Дни тянулись медленно, тоскливо. Неспешно текла река, подымавшиеся по берегам ряжи сменились пологой степью, и часто, особенно по утрам, когда ветер качал высокие травы, нельзя было с уверенностью сказать, где кончается река и начинается степь. Настолько все было похоже – изумрудно-голубые волны, желтые цветы – или отблески солнца?
В жаркое время – днем – Раничев валялся в разбитом на корме шатре, с грустью вспоминая, как прощался с Евдоксей. Милой супружнице пришлось сказать официальную версию – мол, отправил князь в далекое посольство. Говорить правду жене не хотелось – зачем раньше времени волновать? Когда уезжали в Переяславль, на околице Гумнова, ближе к торговому рядку, остановились проститься.
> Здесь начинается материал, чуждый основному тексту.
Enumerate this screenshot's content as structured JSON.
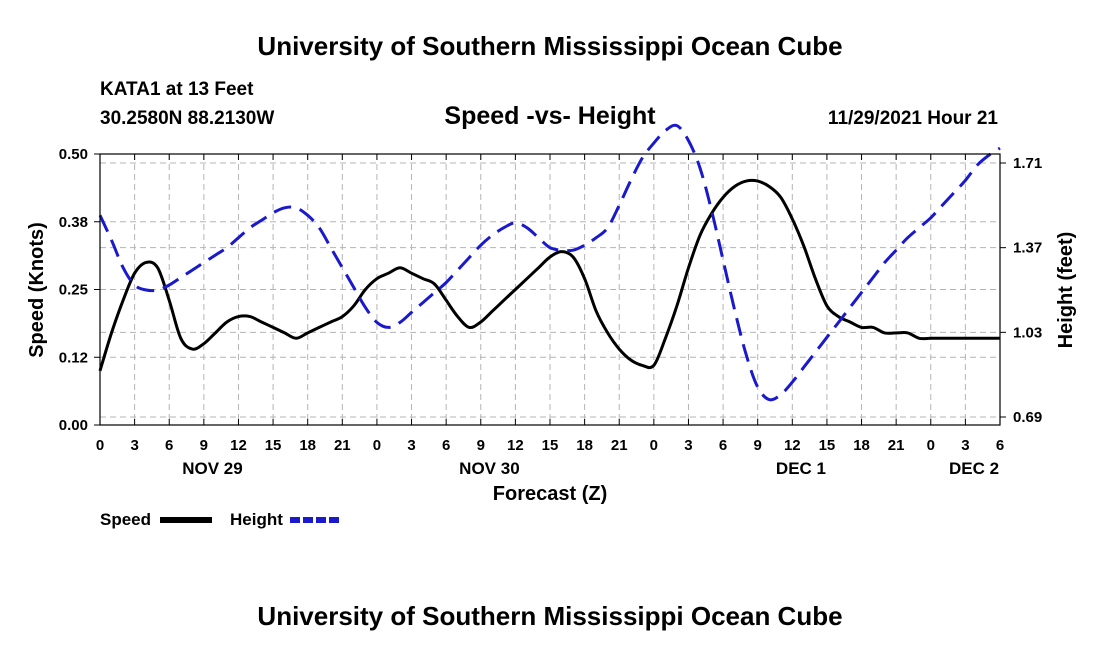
{
  "header": {
    "title": "University of Southern Mississippi Ocean Cube",
    "station": "KATA1 at 13 Feet",
    "location": "30.2580N  88.2130W",
    "datetime": "11/29/2021 Hour 21"
  },
  "footer": {
    "title": "University of Southern Mississippi Ocean Cube"
  },
  "colors": {
    "speed": "#000000",
    "height": "#1a1acc",
    "grid": "#b4b4b4"
  },
  "chart_data": {
    "type": "line",
    "title": "Speed -vs- Height",
    "xlabel": "Forecast (Z)",
    "ylabel": "Speed (Knots)",
    "y2label": "Height (feet)",
    "xlim": [
      0,
      78
    ],
    "ylim": [
      0,
      0.5
    ],
    "y2lim": [
      0.69,
      1.71
    ],
    "x_tick_values": [
      0,
      3,
      6,
      9,
      12,
      15,
      18,
      21,
      24,
      27,
      30,
      33,
      36,
      39,
      42,
      45,
      48,
      51,
      54,
      57,
      60,
      63,
      66,
      69,
      72,
      75,
      78
    ],
    "x_tick_labels": [
      "0",
      "3",
      "6",
      "9",
      "12",
      "15",
      "18",
      "21",
      "0",
      "3",
      "6",
      "9",
      "12",
      "15",
      "18",
      "21",
      "0",
      "3",
      "6",
      "9",
      "12",
      "15",
      "18",
      "21",
      "0",
      "3",
      "6"
    ],
    "y_ticks": [
      "0.00",
      "0.12",
      "0.25",
      "0.38",
      "0.50"
    ],
    "y_tick_values": [
      0,
      0.125,
      0.25,
      0.375,
      0.5
    ],
    "y2_ticks": [
      "0.69",
      "1.03",
      "1.37",
      "1.71"
    ],
    "y2_tick_values": [
      0.69,
      1.03,
      1.37,
      1.71
    ],
    "day_labels": [
      {
        "label": "NOV 29",
        "x": 9.75
      },
      {
        "label": "NOV 30",
        "x": 33.75
      },
      {
        "label": "DEC 1",
        "x": 60.75
      },
      {
        "label": "DEC 2",
        "x": 75.75
      }
    ],
    "legend": [
      {
        "name": "Speed",
        "style": "solid"
      },
      {
        "name": "Height",
        "style": "dashed"
      }
    ],
    "series": [
      {
        "name": "Speed",
        "axis": "left",
        "x": [
          0,
          1,
          2,
          3,
          4,
          5,
          6,
          7,
          8,
          9,
          10,
          11,
          12,
          13,
          14,
          15,
          16,
          17,
          18,
          19,
          20,
          21,
          22,
          23,
          24,
          25,
          26,
          27,
          28,
          29,
          30,
          31,
          32,
          33,
          34,
          35,
          36,
          37,
          38,
          39,
          40,
          41,
          42,
          43,
          44,
          45,
          46,
          47,
          48,
          49,
          50,
          51,
          52,
          53,
          54,
          55,
          56,
          57,
          58,
          59,
          60,
          61,
          62,
          63,
          64,
          65,
          66,
          67,
          68,
          69,
          70,
          71,
          72,
          73,
          74,
          75,
          76,
          77,
          78
        ],
        "values": [
          0.1,
          0.17,
          0.23,
          0.28,
          0.3,
          0.29,
          0.23,
          0.16,
          0.14,
          0.15,
          0.17,
          0.19,
          0.2,
          0.2,
          0.19,
          0.18,
          0.17,
          0.16,
          0.17,
          0.18,
          0.19,
          0.2,
          0.22,
          0.25,
          0.27,
          0.28,
          0.29,
          0.28,
          0.27,
          0.26,
          0.23,
          0.2,
          0.18,
          0.19,
          0.21,
          0.23,
          0.25,
          0.27,
          0.29,
          0.31,
          0.32,
          0.31,
          0.27,
          0.21,
          0.17,
          0.14,
          0.12,
          0.11,
          0.11,
          0.16,
          0.22,
          0.29,
          0.35,
          0.39,
          0.42,
          0.44,
          0.45,
          0.45,
          0.44,
          0.42,
          0.38,
          0.33,
          0.27,
          0.22,
          0.2,
          0.19,
          0.18,
          0.18,
          0.17,
          0.17,
          0.17,
          0.16,
          0.16,
          0.16,
          0.16,
          0.16,
          0.16,
          0.16,
          0.16
        ]
      },
      {
        "name": "Height",
        "axis": "right",
        "x": [
          0,
          1,
          2,
          3,
          4,
          5,
          6,
          7,
          8,
          9,
          10,
          11,
          12,
          13,
          14,
          15,
          16,
          17,
          18,
          19,
          20,
          21,
          22,
          23,
          24,
          25,
          26,
          27,
          28,
          29,
          30,
          31,
          32,
          33,
          34,
          35,
          36,
          37,
          38,
          39,
          40,
          41,
          42,
          43,
          44,
          45,
          46,
          47,
          48,
          49,
          50,
          51,
          52,
          53,
          54,
          55,
          56,
          57,
          58,
          59,
          60,
          61,
          62,
          63,
          64,
          65,
          66,
          67,
          68,
          69,
          70,
          71,
          72,
          73,
          74,
          75,
          76,
          77,
          78
        ],
        "values": [
          1.5,
          1.4,
          1.29,
          1.22,
          1.2,
          1.2,
          1.22,
          1.25,
          1.28,
          1.31,
          1.34,
          1.37,
          1.41,
          1.45,
          1.48,
          1.51,
          1.53,
          1.53,
          1.5,
          1.45,
          1.37,
          1.29,
          1.21,
          1.13,
          1.07,
          1.05,
          1.07,
          1.11,
          1.15,
          1.19,
          1.23,
          1.28,
          1.33,
          1.38,
          1.42,
          1.45,
          1.47,
          1.45,
          1.41,
          1.37,
          1.36,
          1.36,
          1.38,
          1.41,
          1.45,
          1.54,
          1.64,
          1.73,
          1.79,
          1.84,
          1.86,
          1.8,
          1.69,
          1.52,
          1.32,
          1.12,
          0.94,
          0.81,
          0.76,
          0.78,
          0.83,
          0.89,
          0.95,
          1.01,
          1.07,
          1.13,
          1.19,
          1.25,
          1.31,
          1.36,
          1.41,
          1.45,
          1.49,
          1.54,
          1.59,
          1.64,
          1.7,
          1.74,
          1.77
        ]
      }
    ]
  }
}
Иван оглянулся тогда, посмотрел на вотчину, на засеянные поля, луга с пасущимися стадами, на справные избы оброчников-селян. Захолонуло сердце – нет, не зря он вернулся сюда, не зря… Семья, вотчина, крестьяне, которым он нужен – чего еще-то желать? Были бы здоровы жена и дети, да не шастали бы по лесам и трактам лихие люди. За тем и ехал сейчас в далекие испанские земли… За тем и ехал…
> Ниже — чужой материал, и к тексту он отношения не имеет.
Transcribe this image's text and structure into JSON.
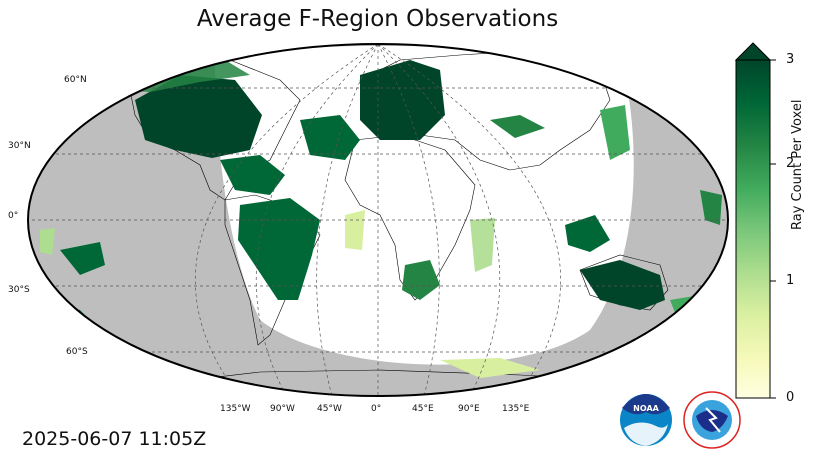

Стоял самый полдень, и Иван уже начал подремывать, засыпать, как вдруг откуда-то послышались крики. Не смолкая, они становились все громче, Раничев выглянул из шатра и увидел, как, подцепив веревками, из реки достают обнаженное тело атлета. Присмотревшись, он узнал Бориса, одного из своих охранников, дюжего молодого парня, и, быстро натянув рубаху, подбежал к борту, у которого уже столпились люди. Среди корабельщиков Иван заметил своих – Григория, монаха Никанора, Аникея с Пронькой. Двое последних были мокрыми – видно, купались или помогали вытаскивать. Ага, вот из воды на палубу вылез напарник Бориса Захарий.